In his critically acclaimed series documenting the temporary encampments of the homeless in Los Angeles, Landscapes for the Homeless (1988-1991), Hernandez eschews direct portraiture, focusing instead on the traces of this precarious form of existence; items of clothing, bedding, and crudely crafted furniture. Continuing in a similar vein, Hernandez’s most recent series, Discarded (2012-2015), explores abandoned sites in desert communities across Southern California. Featuring interior shots of vacated homes, as well as exterior photographs of the buildings and desolate landscapes, there is a haunted quality to this work in which Hernandez deliberately blurs the line between absence and presence, the visible and invisible.
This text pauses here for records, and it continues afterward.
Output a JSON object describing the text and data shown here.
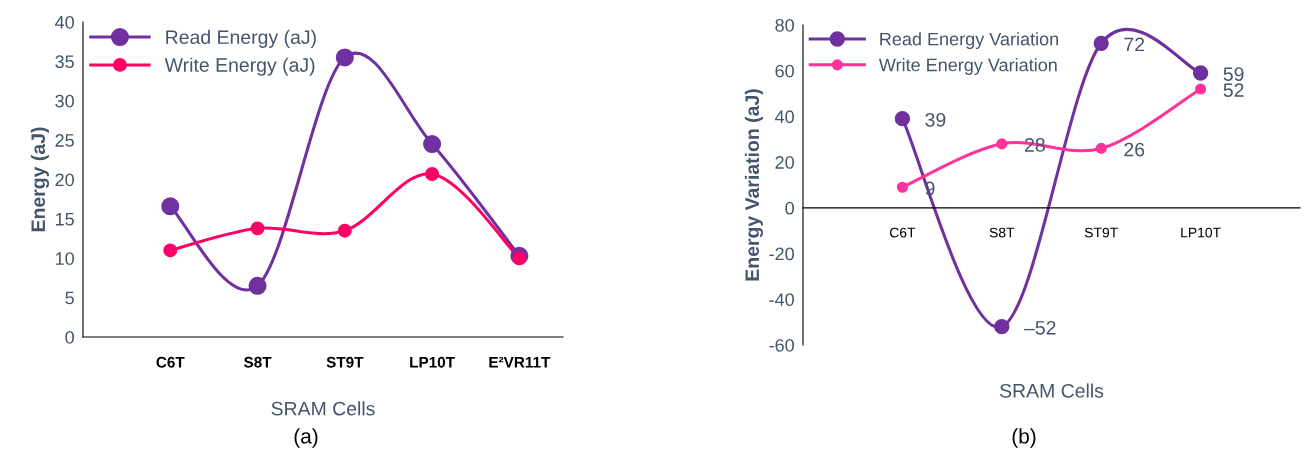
{
  "chart_data": [
    {
      "type": "line",
      "xlabel": "SRAM Cells",
      "ylabel": "Energy (aJ)",
      "categories": [
        "C6T",
        "S8T",
        "ST9T",
        "LP10T",
        "E²VR11T"
      ],
      "ylim": [
        0,
        40
      ],
      "yticks": [
        0,
        5,
        10,
        15,
        20,
        25,
        30,
        35,
        40
      ],
      "grid": false,
      "legend": "top left",
      "marker": "circle",
      "line_style": "solid",
      "series": [
        {
          "name": "Read Energy (aJ)",
          "color": "#7030a0",
          "values": [
            16.6,
            6.5,
            35.5,
            24.5,
            10.3
          ]
        },
        {
          "name": "Write Energy (aJ)",
          "color": "#ff0066",
          "values": [
            11,
            13.8,
            13.5,
            20.7,
            10
          ]
        }
      ],
      "annotations": [
        "(a)"
      ]
    },
    {
      "type": "line",
      "xlabel": "SRAM Cells",
      "ylabel": "Energy Variation (aJ)",
      "categories": [
        "C6T",
        "S8T",
        "ST9T",
        "LP10T"
      ],
      "ylim": [
        -60,
        80
      ],
      "yticks": [
        -60,
        -40,
        -20,
        0,
        20,
        40,
        60,
        80
      ],
      "grid": false,
      "legend": "top left",
      "marker": "circle",
      "line_style": "solid",
      "series": [
        {
          "name": "Read Energy Variation",
          "color": "#7030a0",
          "values": [
            39,
            -52,
            72,
            59
          ],
          "value_labels": [
            "39",
            "–52",
            "72",
            "59"
          ]
        },
        {
          "name": "Write Energy Variation",
          "color": "#ff3399",
          "values": [
            9,
            28,
            26,
            52
          ],
          "value_labels": [
            "9",
            "28",
            "26",
            "52"
          ]
        }
      ],
      "annotations": [
        "(b)"
      ]
    }
  ]
}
Born in Los Angeles in 1947, Anthony Hernandez lives and works in Los Angeles and Challis, Idaho. His work has been exhibited at numerous institutions, including San Francisco Museum of Modern Art; J. Paul Getty Museum, Los Angeles; Whitney Museum of American Art, New York; Los Angeles County Museum of Art; the Amon Carter Museum of American Art, Fort Worth; the Vancouver Art Gallery; the Seattle Art Museum; the Corcoran Gallery of Art, Washington, D.C.; the Sprengel Museum, Hannover, Germany; and the Centre Nationale de la Photographie, Paris. His work is included in many major public collections including J. Paul Getty Museum, Los Angeles; Guggenheim Museum, New York; Museum of Modern Art, New York; Tate Modern, London; Whitney Museum of American Art, New York; Metropolitan Museum of Art, New York; and National Museum of American Art, Washington, D.C.
Hernandez is a recipient of a 2018 Guggenheim Fellowship, the 1999 Rome Prize and has been named a United States Artists Fellow (2009). Monographs include Anthony Hernandez (SFMOMA); Waiting, Sitting, Fishing and Some Automobiles (Loosestrife Editions); Forever (MACK); Everything (Nazraeli Press); Rodeo Drive (MACK); Pictures for Rome (Smart Art Press); Sons of Adam: Landscapes for the Homeless II (Musee de L’Elysee and Centre National de la Photographie); Landscapes for the Homeless (Sprengel Museum); and Anthony Hernandez (Vancouver Art Museum).